Yeah dood. Why get the degree when you can just like, do the work and get paid.
Back in the days of the Actuarial Outpost, I started a thread titled “Three Year Bob”. Bob wanted to be an actuary, went to college and focused for three years on the courses that seemed relevant for an actuary and left all the “distribution requirements” till his fourth year.
He was looking for a job at the end of his third year. I compared to Andy, who went the traditional four year route, had the same grades as Bob in their overlapping courses, and had the same exams as Bob.
Who do you hire? My recollection is pretty mixed responses. I was on Bob’s side – initiative, out of the box thinking, bottom line focus. But, lots of people wanted that four year degree.
Send them to the Thunderdome imo
a lot of companies are removing college degree requirements.
having a degree is definitely feeling more like a joke and a red flag. there are so much free shit out there anyone who wants to bankrupt themselves to passively learn some irrelevant topics seems like a terrible decision maker.
colleges are a scam imo. they are way overpriced and for those who have rich parents who pay for it, it’s like camp for adults.
college did very little to help me pass exams. although, i did take review classes outside of my useless college that did help.
i don’t think anything i learned in college helped me in the real world.
maybe it’s a good idea for doctors or other fields where it’s hands on. for actuaries, you can just study this stuff outside of an overpriced classroom.
I think the degree requirement is the only thing stopping some kids from getting their FSA straight out of high school.
We don’t need another hero!
But Foucault made me strategy good
Just finished up a book on Chester A. Arthur, and during his Presidency, he started federal civil service reform.
Part of the proposals was competitive examinations for certain positions, and one objection against that was that it would favor men who went to college, which, of course, was far more exclusive then.
Arthur himself had been a customs house collector in NYC before he was President, which was a remunerative post which he got through his political connections.

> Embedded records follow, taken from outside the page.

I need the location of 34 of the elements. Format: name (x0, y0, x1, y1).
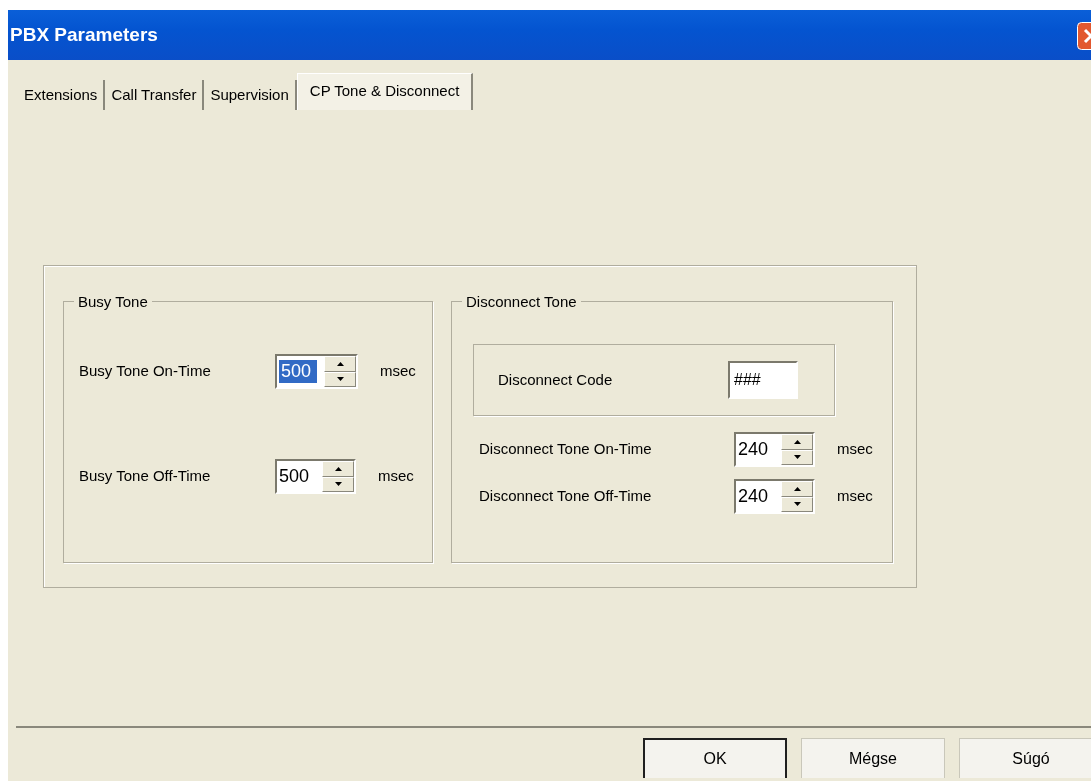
spin-up-button[interactable] (322, 461, 354, 477)
number-field[interactable]: 500 (279, 360, 317, 383)
down-caret-icon (793, 455, 801, 460)
tab[interactable]: Extensions (18, 79, 106, 110)
spin-up-button[interactable] (324, 356, 356, 372)
field-label: Disconnect Code (498, 369, 614, 390)
dialog-button[interactable]: Mégse (801, 738, 945, 778)
unit-label: msec (837, 486, 873, 507)
unit-label: msec (380, 361, 416, 382)
down-caret-icon (336, 377, 344, 382)
spin-box[interactable]: 500 (275, 459, 356, 494)
field-label: Disconnect Tone On-Time (479, 439, 653, 460)
up-caret-icon (334, 466, 342, 471)
spin-box[interactable]: 240 (734, 479, 815, 514)
window-title: PBX Parameters (10, 22, 158, 47)
tab[interactable]: Call Transfer (105, 79, 205, 110)
field-label: Disconnect Tone Off-Time (479, 486, 653, 507)
spin-up-button[interactable] (781, 434, 813, 450)
tab[interactable]: CP Tone & Disconnect (296, 72, 474, 110)
down-caret-icon (793, 502, 801, 507)
spin-box[interactable]: 500 (275, 354, 358, 389)
code-field[interactable]: ### (728, 361, 798, 399)
up-caret-icon (793, 486, 801, 491)
unit-label: msec (378, 466, 414, 487)
up-caret-icon (336, 361, 344, 366)
spin-up-button[interactable] (781, 481, 813, 497)
dialog-button[interactable]: Súgó (959, 738, 1091, 778)
up-caret-icon (793, 439, 801, 444)
field-label: Busy Tone On-Time (79, 361, 212, 382)
dialog-button[interactable]: OK (643, 738, 787, 778)
spin-box[interactable]: 240 (734, 432, 815, 467)
unit-label: msec (837, 439, 873, 460)
down-caret-icon (334, 482, 342, 487)
field-label: Busy Tone Off-Time (79, 466, 212, 487)
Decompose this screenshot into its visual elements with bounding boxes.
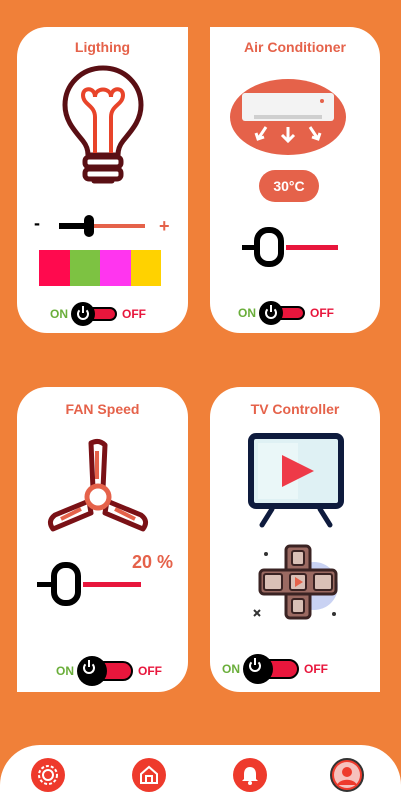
brightness-plus[interactable]: +: [159, 216, 170, 237]
brightness-minus[interactable]: -: [34, 213, 40, 234]
lighting-power: ON OFF: [50, 302, 146, 326]
fan-power: ON OFF: [56, 656, 162, 686]
on-label: ON: [50, 307, 68, 321]
power-icon: [71, 302, 95, 326]
air-conditioner-card: Air Conditioner 30°C ON OFF: [210, 27, 380, 333]
user-icon: [334, 762, 360, 788]
power-icon: [243, 654, 273, 684]
temperature-badge: 30°C: [259, 170, 319, 202]
brightness-knob[interactable]: [84, 215, 94, 237]
off-label: OFF: [122, 307, 146, 321]
profile-button[interactable]: [330, 758, 364, 792]
settings-button[interactable]: [31, 758, 65, 792]
remote-dpad-icon[interactable]: [252, 542, 352, 622]
tv-card: TV Controller ON OFF: [210, 387, 380, 692]
ac-title: Air Conditioner: [244, 39, 346, 55]
off-label: OFF: [138, 664, 162, 678]
ac-slider[interactable]: [242, 227, 340, 267]
ac-slider-track: [286, 245, 338, 250]
fan-title: FAN Speed: [65, 401, 140, 417]
lighting-card: Ligthing - + ON OFF: [17, 27, 188, 333]
fan-card: FAN Speed 20 % ON OFF: [17, 387, 188, 692]
air-conditioner-icon: [230, 79, 346, 155]
off-label: OFF: [304, 662, 328, 676]
tv-power: ON OFF: [222, 654, 328, 684]
notifications-button[interactable]: [233, 758, 267, 792]
fan-icon: [47, 438, 149, 532]
on-label: ON: [238, 306, 256, 320]
fan-slider-knob[interactable]: [51, 562, 81, 606]
power-icon: [259, 301, 283, 325]
color-swatch-1[interactable]: [39, 250, 70, 286]
fan-speed-slider[interactable]: [37, 562, 141, 606]
bottom-nav: [0, 745, 401, 800]
lighting-toggle[interactable]: [71, 302, 119, 326]
color-swatch-4[interactable]: [130, 250, 161, 286]
fan-toggle[interactable]: [77, 656, 135, 686]
lighting-title: Ligthing: [74, 39, 131, 55]
on-label: ON: [56, 664, 74, 678]
fan-speed-value: 20 %: [132, 552, 174, 572]
ac-power: ON OFF: [238, 301, 334, 325]
color-swatch-3[interactable]: [100, 250, 131, 286]
tv-icon: [248, 433, 344, 528]
fan-slider-track: [83, 582, 141, 587]
color-swatches: [39, 250, 161, 286]
bell-icon: [242, 767, 258, 785]
ac-toggle[interactable]: [259, 301, 307, 325]
home-icon: [140, 765, 158, 784]
on-label: ON: [222, 662, 240, 676]
tv-toggle[interactable]: [243, 654, 301, 684]
brightness-slider[interactable]: [59, 215, 145, 237]
off-label: OFF: [310, 306, 334, 320]
color-swatch-2[interactable]: [69, 250, 100, 286]
settings-icon: [38, 765, 58, 785]
power-icon: [77, 656, 107, 686]
ac-slider-knob[interactable]: [254, 227, 284, 267]
tv-title: TV Controller: [250, 401, 340, 417]
lightbulb-icon: [62, 65, 144, 184]
home-button[interactable]: [132, 758, 166, 792]
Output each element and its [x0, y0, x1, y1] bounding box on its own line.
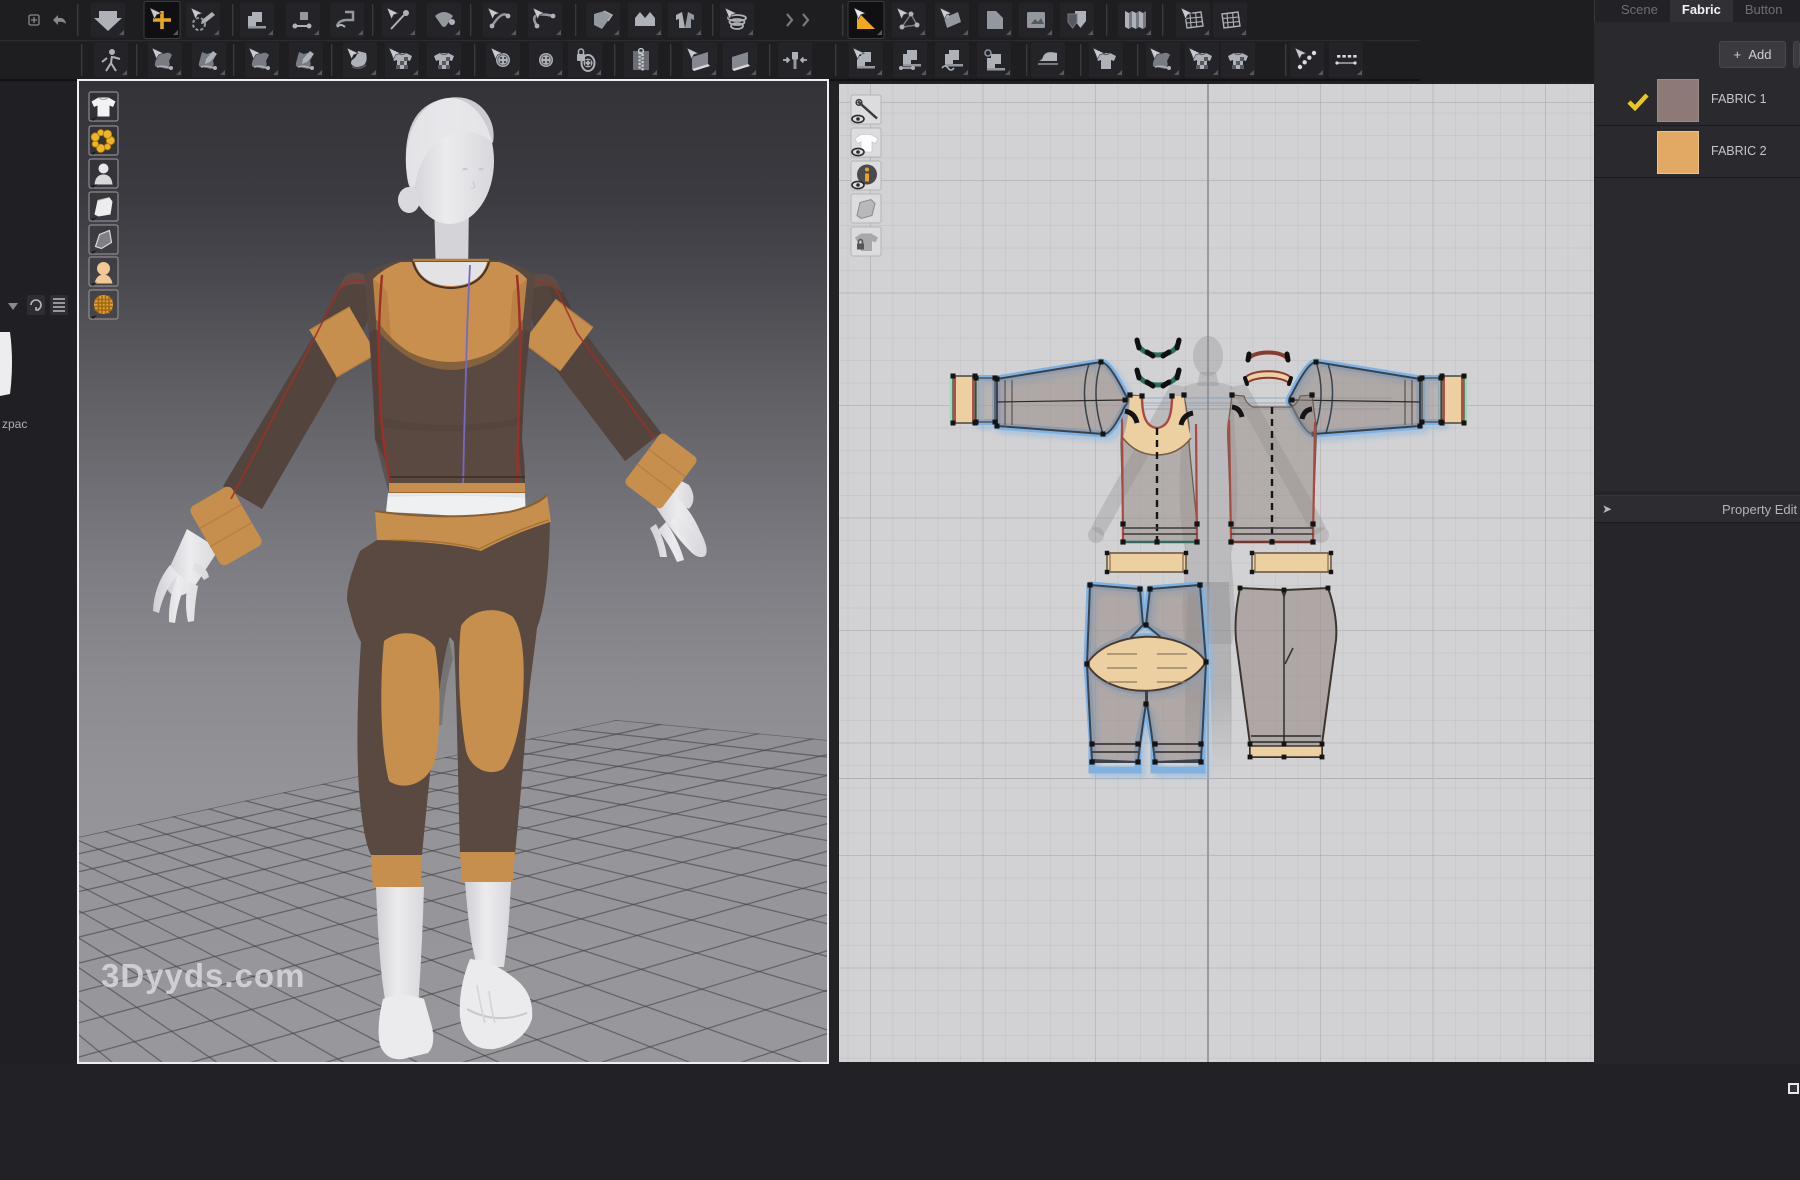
- svg-text:zpac: zpac: [2, 417, 27, 431]
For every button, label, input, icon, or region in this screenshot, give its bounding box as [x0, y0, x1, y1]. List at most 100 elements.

It was expected that he, and his employees, would “donate” part of their salaries to the Republican party machine in New York in “gratitude” for their positions. Arthur lost his position because this was looking bad, and Rutherford B. Hayes started cleaning house. There were failed attempts at reform under Hayes, then failed attempts under Garfield… and finally it got started under Arthur.
Originally, they limited which positions were affected by competitive exams. And one of the reforms was making it illegal for federal employees to campaign on their jobs.
College is definitely a way for lower class people to get white-collar jobs.
It’s also a way to rack up $1.7 trillion in debt.
A good deal of college is “signaling”. You don’t actually learn stuff you will use on the job, but the stuff you had before college that it will take to get a degree is also stuff employers might want.
A degree requires some combination of: quick learning, time management, and following orders. Some people get through with more of one, others with more of another, but lots of employers consider all of those useful traits.
More selective schools find high school kids who are higher by those measures, so their grads may be more desirable.
If we could find a way to give employers the information that the college admissions officers got, and also find some half way house where kids can live away from there parents but in a somewhat protected environment for four years while doing basic work, we could get rid of (maybe) half the demand for college grads.